The Different Drummers lessons, stories and activities, and associated
teacher materials address
concepts and attitudes related to nonconforming thought and its place in
society and history. Major concept domains are:
| conformity and nonconformity |
| attributes of free and independent thinkers |
| seriously
nonconforming views and their consequences |
You will find teacher strategies to guide
students in analyzing stories and in varied classroom and extension activities that reach specific
learning goals. Youngsters scrutinize historical situations and
contemporary conventions (e.g., celebrities, fashions, peer expectations).
They engage in unique and creative writing and reporting endeavors (using
dialogs, inventing web pages, diaries, poems).
Benefit to Students
Learning about all sorts of "different thinkers" helps students to
understand and respect freedom of conscience and other rights belonging to
others.
| They can see the necessity for upholding in our pluralistic nation its
constitutional guarantee of freedom of conscience |
| They can learn to appreciate their own freedom to reason independently and
to see things differently from their peers |
| They can grow in forbearance and in their capacity to be indulgent of
those who hold convictions unlike their own |
Benefits for Teachers
| The selection of varied thinkers (e.g., Socrates, Confucius, Cady Stanton,
Galileo, Descartes, Twain), issues, and source quotations supports world
history curricula |
| U.S. history teachers will appreciate the module's emphasis on the
importance of "different thinking" to our own nation's founding
principles, particularly its separation of church and state, and its
constitutional freedom for free and even irreverent speech. |
| The spectrum of historical examples can help a teacher to achieve academic
and impartial treatment of religion. |
Instructional Versatility
Different Drummers is highly useful for teaching about religion.
The professionally developed instructional materials further any teacher's
capacity to conduct objective, accurate, and balanced lessons about religion and
its role in history and society. Dealing impartially and academically with
this subject matter means considering nonconformity to religion (or to a
religious worldview), along with the conventional outlook.

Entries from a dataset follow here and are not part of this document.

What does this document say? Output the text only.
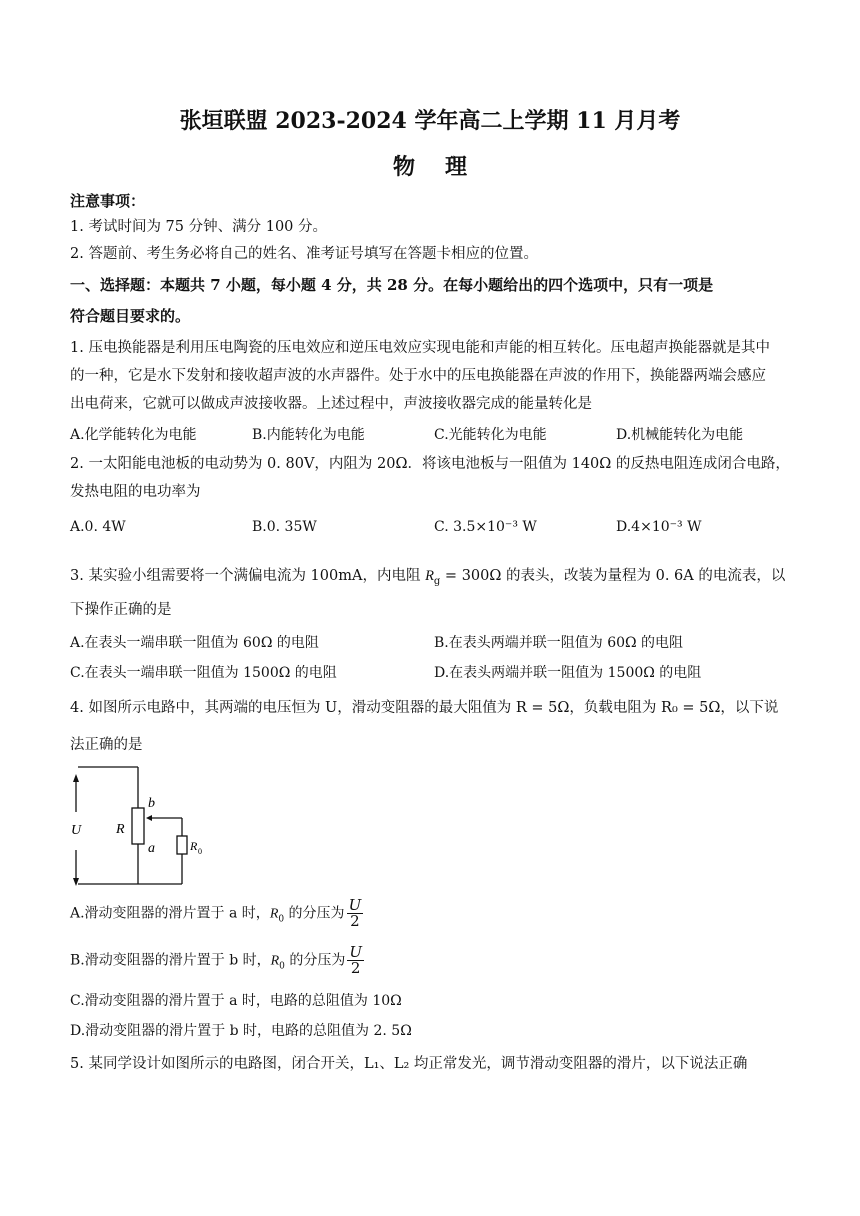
张垣联盟 2023-2024 学年高二上学期 11 月月考
物理
注意事项：
1. 考试时间为 75 分钟、满分 100 分。
2. 答题前、考生务必将自己的姓名、准考证号填写在答题卡相应的位置。
一、选择题：本题共 7 小题，每小题 4 分，共 28 分。在每小题给出的四个选项中，只有一项是
符合题目要求的。
1. 压电换能器是利用压电陶瓷的压电效应和逆压电效应实现电能和声能的相互转化。压电超声换能器就是其中
的一种，它是水下发射和接收超声波的水声器件。处于水中的压电换能器在声波的作用下，换能器两端会感应
出电荷来，它就可以做成声波接收器。上述过程中，声波接收器完成的能量转化是
A.化学能转化为电能	B.内能转化为电能	C.光能转化为电能	D.机械能转化为电能
2. 一太阳能电池板的电动势为 0. 80V，内阻为 20Ω．将该电池板与一阻值为 140Ω 的反热电阻连成闭合电路，
发热电阻的电功率为
A.0. 4W	B.0. 35W	C. 3.5×10⁻³ W	D.4×10⁻³ W
3. 某实验小组需要将一个满偏电流为 100mA，内电阻 $R_g = 300\Omega$ 的表头，改装为量程为 0. 6A 的电流表，以
下操作正确的是
A.在表头一端串联一阻值为 60Ω 的电阻	B.在表头两端并联一阻值为 60Ω 的电阻
C.在表头一端串联一阻值为 1500Ω 的电阻	D.在表头两端并联一阻值为 1500Ω 的电阻
4. 如图所示电路中，其两端的电压恒为 U，滑动变阻器的最大阻值为 R = 5Ω，负载电阻为 R₀ = 5Ω，以下说
法正确的是
U R
b
a	R 0
A.滑动变阻器的滑片置于 a 时，$R_0$ 的分压为 $\frac{U}{2}$
B.滑动变阻器的滑片置于 b 时，$R_0$ 的分压为 $\frac{U}{2}$
C.滑动变阻器的滑片置于 a 时，电路的总阻值为 10Ω
D.滑动变阻器的滑片置于 b 时，电路的总阻值为 2. 5Ω
5. 某同学设计如图所示的电路图，闭合开关，L₁、L₂ 均正常发光，调节滑动变阻器的滑片，以下说法正确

Using DD, a teacher acquires means to
handle other sorts of unorthodoxy--in science, or in politics, as well as in
religion. And because the material explores nonconformist attributes
of varied sorts of thinkers in history, it may augment curriculum areas even
beyond these domains. The
lessons and activities address the risks
and benefits of nonconformist thought and action – not only for the
unconventional thinkers, but also for the societies in which they dwell, and for
posterity.
The material is particularly useful for
teachers who concentrate on human individuality, on critical and independent thinking,
or on individual heroic actions, whether in contemporary or historical context.
Portions
of DD are suited to addressing issues of teen peer pressure
and varied consequences of unconventional personal attire or behavior.